Today marked something of a milestone for me. I am now halfway done with my weekly Taxol infusions.  I've got six under my belt, and only six more to go.  So far, I've tolerated it very well. I get a little tired on Saturday nights and Sunday mornings, but, usually by Sunday evening I've perked back up and am ready for another week.  My white blood cell and red blood cell counts have remained in, or very close, to normal range each week.  If it stays that way, I have high hopes that I can maintain my energy and get through the last half without too much drama.  Treatment will not end at that point, but at least the most toxic drug will be over.

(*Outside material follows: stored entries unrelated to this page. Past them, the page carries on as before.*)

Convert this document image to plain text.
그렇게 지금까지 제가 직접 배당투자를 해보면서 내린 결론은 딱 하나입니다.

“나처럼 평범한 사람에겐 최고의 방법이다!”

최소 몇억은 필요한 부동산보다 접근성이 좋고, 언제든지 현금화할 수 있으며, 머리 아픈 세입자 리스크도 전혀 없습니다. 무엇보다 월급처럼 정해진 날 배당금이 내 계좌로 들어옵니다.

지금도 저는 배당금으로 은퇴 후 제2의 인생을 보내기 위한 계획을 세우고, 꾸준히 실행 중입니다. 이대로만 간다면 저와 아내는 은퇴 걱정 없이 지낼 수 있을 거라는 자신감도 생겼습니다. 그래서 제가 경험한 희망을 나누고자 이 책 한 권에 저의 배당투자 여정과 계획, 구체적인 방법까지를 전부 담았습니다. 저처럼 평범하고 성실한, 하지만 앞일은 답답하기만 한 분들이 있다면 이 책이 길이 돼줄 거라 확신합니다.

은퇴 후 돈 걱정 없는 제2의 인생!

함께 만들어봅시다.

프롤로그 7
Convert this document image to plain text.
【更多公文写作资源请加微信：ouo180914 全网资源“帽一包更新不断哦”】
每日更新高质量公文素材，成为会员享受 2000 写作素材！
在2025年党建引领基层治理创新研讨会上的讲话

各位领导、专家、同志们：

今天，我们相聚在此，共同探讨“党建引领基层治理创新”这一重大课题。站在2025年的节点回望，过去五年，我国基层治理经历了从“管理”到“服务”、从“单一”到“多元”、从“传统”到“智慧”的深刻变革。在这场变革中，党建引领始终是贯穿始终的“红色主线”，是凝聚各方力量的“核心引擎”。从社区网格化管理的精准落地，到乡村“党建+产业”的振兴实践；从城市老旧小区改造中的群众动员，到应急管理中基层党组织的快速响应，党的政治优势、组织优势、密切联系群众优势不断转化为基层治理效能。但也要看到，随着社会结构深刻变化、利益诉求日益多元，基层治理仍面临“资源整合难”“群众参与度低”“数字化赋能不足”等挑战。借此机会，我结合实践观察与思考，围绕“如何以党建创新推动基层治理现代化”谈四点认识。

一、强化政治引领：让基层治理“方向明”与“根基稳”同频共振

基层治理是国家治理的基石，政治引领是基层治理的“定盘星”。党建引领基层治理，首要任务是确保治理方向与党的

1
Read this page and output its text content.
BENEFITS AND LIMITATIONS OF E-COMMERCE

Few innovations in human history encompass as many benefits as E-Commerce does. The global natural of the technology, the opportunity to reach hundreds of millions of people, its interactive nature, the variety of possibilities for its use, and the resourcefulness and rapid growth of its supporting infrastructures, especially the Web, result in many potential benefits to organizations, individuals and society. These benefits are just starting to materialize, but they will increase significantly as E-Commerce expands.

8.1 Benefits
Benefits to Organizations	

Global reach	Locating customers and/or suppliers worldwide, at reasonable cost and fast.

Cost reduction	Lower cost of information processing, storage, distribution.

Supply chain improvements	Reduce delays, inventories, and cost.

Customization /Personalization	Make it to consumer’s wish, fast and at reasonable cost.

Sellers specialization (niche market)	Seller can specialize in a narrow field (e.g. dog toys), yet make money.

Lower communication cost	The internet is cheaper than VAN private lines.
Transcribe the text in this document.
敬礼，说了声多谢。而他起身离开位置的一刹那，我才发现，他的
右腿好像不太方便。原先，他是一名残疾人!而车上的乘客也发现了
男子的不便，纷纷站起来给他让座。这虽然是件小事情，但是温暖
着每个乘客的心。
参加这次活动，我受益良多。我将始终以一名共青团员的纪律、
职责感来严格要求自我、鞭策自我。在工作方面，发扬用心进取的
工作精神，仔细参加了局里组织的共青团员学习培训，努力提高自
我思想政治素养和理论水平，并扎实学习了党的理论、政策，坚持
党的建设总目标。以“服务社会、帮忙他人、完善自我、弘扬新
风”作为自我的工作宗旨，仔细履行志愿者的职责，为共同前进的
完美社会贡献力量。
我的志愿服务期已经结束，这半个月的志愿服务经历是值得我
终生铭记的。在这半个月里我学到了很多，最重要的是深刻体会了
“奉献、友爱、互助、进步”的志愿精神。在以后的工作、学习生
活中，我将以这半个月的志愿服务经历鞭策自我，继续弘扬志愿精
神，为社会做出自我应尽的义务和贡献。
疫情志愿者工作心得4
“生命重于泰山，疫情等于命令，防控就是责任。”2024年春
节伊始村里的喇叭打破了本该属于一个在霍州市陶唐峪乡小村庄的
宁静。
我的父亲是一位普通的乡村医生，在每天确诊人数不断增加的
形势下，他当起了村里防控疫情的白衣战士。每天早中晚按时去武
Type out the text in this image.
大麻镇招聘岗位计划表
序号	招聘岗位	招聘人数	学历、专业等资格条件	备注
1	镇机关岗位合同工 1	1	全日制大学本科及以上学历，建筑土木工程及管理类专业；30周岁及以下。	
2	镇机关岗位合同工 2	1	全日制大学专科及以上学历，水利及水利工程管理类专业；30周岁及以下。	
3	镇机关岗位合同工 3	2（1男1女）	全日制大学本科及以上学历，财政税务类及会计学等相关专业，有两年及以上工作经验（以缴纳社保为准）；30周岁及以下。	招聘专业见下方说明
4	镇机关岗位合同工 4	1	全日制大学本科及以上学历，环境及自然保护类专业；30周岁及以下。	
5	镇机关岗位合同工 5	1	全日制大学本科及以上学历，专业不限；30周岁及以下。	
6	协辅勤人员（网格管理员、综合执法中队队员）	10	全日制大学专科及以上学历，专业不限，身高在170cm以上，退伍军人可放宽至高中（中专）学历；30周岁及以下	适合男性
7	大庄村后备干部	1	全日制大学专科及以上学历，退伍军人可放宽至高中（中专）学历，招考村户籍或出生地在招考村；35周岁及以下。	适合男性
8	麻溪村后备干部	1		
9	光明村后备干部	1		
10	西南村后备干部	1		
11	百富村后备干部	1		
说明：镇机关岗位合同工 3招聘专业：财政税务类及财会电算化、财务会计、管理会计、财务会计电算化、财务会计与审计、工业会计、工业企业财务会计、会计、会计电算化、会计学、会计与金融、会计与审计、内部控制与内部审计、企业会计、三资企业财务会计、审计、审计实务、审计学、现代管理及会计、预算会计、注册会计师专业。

Of course, chemo is not a picnic for me or my family. It's killing healthy cells in my body right and left even as I write this. I anticipate that, by the end of these 12 weeks, I will be experiencing some of the more difficult side effects. I've already lost the hair on my head, for the most part, and I'm OK with just wearing hats, scarves, and wigs. Although I confess that I had forgotten how truly miserable it is to wear a wig, so you won't see me in one much. I am not terribly vexed about being bald other than it's pretty darned cold in Minnesota in February. Much harder is losing eyebrows, and eyelashes.  It's amazing how much they help to keep your eyes clear.  And you really don't realize just how much your nose hair is of benefit to you until you don't have any.

The hair loss is really one of the more minimal side effects. I will also, likely, have tingling in my fingers by the end (neuropathy), and very sensitive fingernail beds.  Taxol, and the Perjeta I get every three weeks are pretty rough on the GI tract as well.  I have lost four pounds since diagnosis, which is pretty noticeable for a person of my small stature.

Still, there are some good things about chemotherapy days.  First, I have some solid evidence with my tumor markers that the treatment is doing what it is supposed to do.  I also feel quite a difference in my lungs and have found that my cough is tremendously diminished.

Another good thing is that one of my premeds is a steroid called Decadron.  There is most definitely a reason why athletes try to cheat and use steroids to enhance performance. They really do provide a tremendous boost of energy. I generally feel great on chemo days because of my nice little packet of Decadron.

But probably the best good thing is that it gives me a little extra time each week with my husband. Just the simple pleasure of being able to have lunch together once a week is a welcome event, and I'm grateful for this as a side benefit of chemo days.

It is hard to be the person going through cancer treatment, but it is just as hard, if not harder, for the person who has to watch someone they love going through it. You wonder what you can do to help, but feel powerless. But perhaps you don't know that your presence is enough. Your expressed concern is enough. Your love is enough.

I am so fortunate to have so many supporters in my life.  While I would never wish cancer on anyone, I would wish for everyone to experience even a small fraction of the love and kindness that I receive daily. Every simple kindness creates a ripple effect that extends out so much farther than we may ever realize. I may never be able to give back as much as I've been given, but I will do my very best to let all the ripples of kindness I have experienced continue to expand their reach.  Clearly, I need to stick around for a long time.  I've got a lot of ripples to make.